APS Fellow Usha Goswami has been named a recipient of the Yidan Prize for Education, which recognizes her world-leading research on the importance of linguistic rhythm pattern recognition in reading acquisition. The Yidan prize, designed to promote innovative education findings on a global scale, is the largest international prize in education research and development.
“I am deeply honoured to receive the Yidan Prize, and to join the other highly distinguished Yidan Laureates,” said Goswami in a statement. “I have been interested in children’s reading development since training as a primary school teacher, and since then I have aimed to produce research to support children’s early reading acquisition across languages and to ameliorate developmental dyslexia across languages.”
Goswami, a professor of cognitive developmental neuroscience at the University of Cambridge, is an international leader in literacy research. Her work has redefined the way psychological scientists understand the reading difficulties associated with dyslexia. Her research has established the condition, previously thought to be a visual disorder, as a language disorder resulting from impaired rhythmic processing, which causes individuals to hear language differently. These findings have cleared the way for educational interventions with the potential to improve reading outcomes for millions of children worldwide.
Goswami is the director of the Centre for Neuroscience in Education, a fellow of the British Academy, and has published eight books, including Child Psychology: A very short introduction.
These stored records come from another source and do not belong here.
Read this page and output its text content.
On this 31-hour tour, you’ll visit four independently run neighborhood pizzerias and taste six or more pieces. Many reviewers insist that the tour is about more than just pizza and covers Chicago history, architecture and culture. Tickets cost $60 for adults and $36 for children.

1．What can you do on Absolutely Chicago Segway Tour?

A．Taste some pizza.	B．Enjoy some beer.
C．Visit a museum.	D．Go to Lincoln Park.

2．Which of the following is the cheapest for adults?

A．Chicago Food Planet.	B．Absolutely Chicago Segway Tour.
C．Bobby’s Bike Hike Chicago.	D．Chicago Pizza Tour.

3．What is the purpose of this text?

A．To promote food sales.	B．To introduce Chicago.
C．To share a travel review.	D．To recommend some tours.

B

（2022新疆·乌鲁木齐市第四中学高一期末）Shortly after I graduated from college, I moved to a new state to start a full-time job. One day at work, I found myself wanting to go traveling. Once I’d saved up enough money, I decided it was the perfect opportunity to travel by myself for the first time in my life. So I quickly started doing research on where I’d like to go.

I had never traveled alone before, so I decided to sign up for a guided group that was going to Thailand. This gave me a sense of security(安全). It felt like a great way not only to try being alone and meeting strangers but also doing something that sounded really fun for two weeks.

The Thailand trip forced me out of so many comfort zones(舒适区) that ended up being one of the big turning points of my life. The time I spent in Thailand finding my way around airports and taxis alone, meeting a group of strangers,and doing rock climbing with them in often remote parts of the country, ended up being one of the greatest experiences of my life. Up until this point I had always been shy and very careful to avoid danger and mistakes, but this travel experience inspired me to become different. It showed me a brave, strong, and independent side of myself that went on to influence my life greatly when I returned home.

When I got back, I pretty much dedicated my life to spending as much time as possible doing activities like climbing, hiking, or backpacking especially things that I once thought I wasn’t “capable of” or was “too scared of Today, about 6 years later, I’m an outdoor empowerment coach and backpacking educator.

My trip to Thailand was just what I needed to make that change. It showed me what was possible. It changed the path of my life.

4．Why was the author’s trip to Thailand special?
The Yidan Prize, founded by Chinese philanthropist Charles Chen Yidan, includes a $1.9 million cash prize. It will also provide an additional $1.9 million in funding toward Goswami’s future education initiatives, including a research program on oral language difficulties. Goswami will also receive a gold medal alongside recipient Sir Fazle Hasan Abed – founder of BRAC, a nonprofit focused on empowering the poor in Asia and Africa – in an official ceremony December 1, 2019 in Hong Kong.